Algérie : incarcération de Tayeb Louh, dernier ministre de la Justice d’Abdelaziz Bouteflika
Après la chute, la prison. L’ancien ministre du Travail (2002-2013) et de la Justice (2013-2019), Tayeb Louh, a été transféré jeudi 22 août à la prison d’El Harrach, où il rejoint plusieurs de ses ex-collègues au gouvernement.
« En date du 18 août 2019, le parquet général de la Cour suprême a été destinataire, de la part du procureur général de la Cour d’Alger, du dossier de procédures engagées à l’encontre de l’ex-ministre de la Justice, Garde des sceaux, Tayeb Louh, et d’autres personnes comparant avec lui dans des affaires punies par la loi », indiquait un communiqué du procureur général de la Cour, diffusé la veille de sa comparution.
Entendu toute la journée de jeudi par les enquêteurs de la Cour Suprême, Tayeb Louh a été placé en détention provisoire pour « abus de fonction, entrave au bon fonctionnement de la justice, incitation à la falsification de procès-verbaux officiels, incitation à la partialité ». L’intéressé avait déjà fait l’objet, en juillet dernier, d’une interdiction de quitter le territoire national. L’Office central de répression de la corruption (OCRC) avait alors été chargé d’ouvrir une enquête préliminaire à son encontre, pour des faits à caractère pénal relatifs à la corruption.
Cador du système Bouteflika
Le symbole est fort. Celui qui a dirigé le département de la Justice pendant presque six ans se retrouve aujourd’hui poursuivi dans une affaire de corruption présumée. Ancien magistrat et ex-président du Syndicat national des magistrats (SNM), Tayeb Louh rejoint l’équipe présidentielle en 1999 en intégrant la commission de la réforme de la justice, initiée par le chef de l’État et confiée au professeur Mohand Issad et dont les conclusions n’ont jamais été prises en compte par le président Bouteflika. « Je ne crois pas à l’indépendance de la justice. La justice, c’est moi », avait en effet déclaré le raïs lorsqu’il avait reçu le mémorandum.

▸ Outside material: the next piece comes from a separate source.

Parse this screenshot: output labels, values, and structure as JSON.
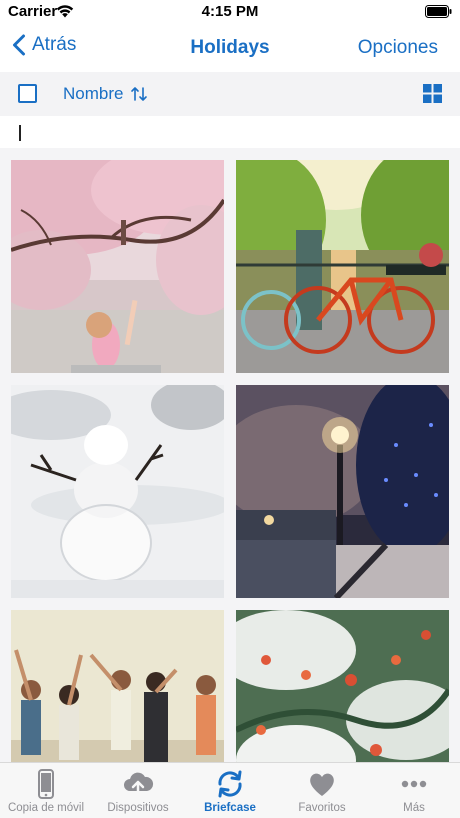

Sa mission ? Verrouiller les dossiers de corruption dans lesquels sont impliqués plusieurs membres du gouvernement
L’ascension de Tayeb Louh, originaire de l’Ouest – comme bon nombre d’anciens ministres et hauts cadres de l’État – , commence en juin 2002 quand il hérite du portefeuille du ministère du Travail et de la protection sociale, qu’il dirigera pendant presque dix ans. Proche du cercle présidentiel, il monte en grade en septembre 2013 en s’emparant du maroquin de la Justice. Sa mission ? Verrouiller les dossiers de corruption dans lesquels sont impliqués plusieurs membres du gouvernement, notamment Chakib Khelil, ancien ministre de l’Énergie, poursuivi dans plusieurs scandales liés à la gestion du groupe pétrolier Sonatrach.
Ironies du sort
Surtout, il a pour ordre de protéger les ministres impliqués dans des dossiers de prévarication, ainsi que les hommes d’affaires proches du cercle présidentiel. Ironie du sort, ceux que Tayeb Louh était chargé de soustraire à la justice vont désormais partager la même prison que lui. Ancien président de l’Assemblée nationale, Abdelaziz Ziari, a confirmé les soupçons qui pesaient sur Louh quant à la mission dévolue à ce dernier. « Le ministre de la Justice avec qui j’ai siégé au gouvernement (Mohamed Charfi en 2002) a déclaré qu’on lui a demandé de mettre le dossier de Chakib Khelil dans le tiroir pour qu’il reste ministre. Charfi peut en parler », affirmait en avril Ziari au site Tout sur l’Algérie (TSA).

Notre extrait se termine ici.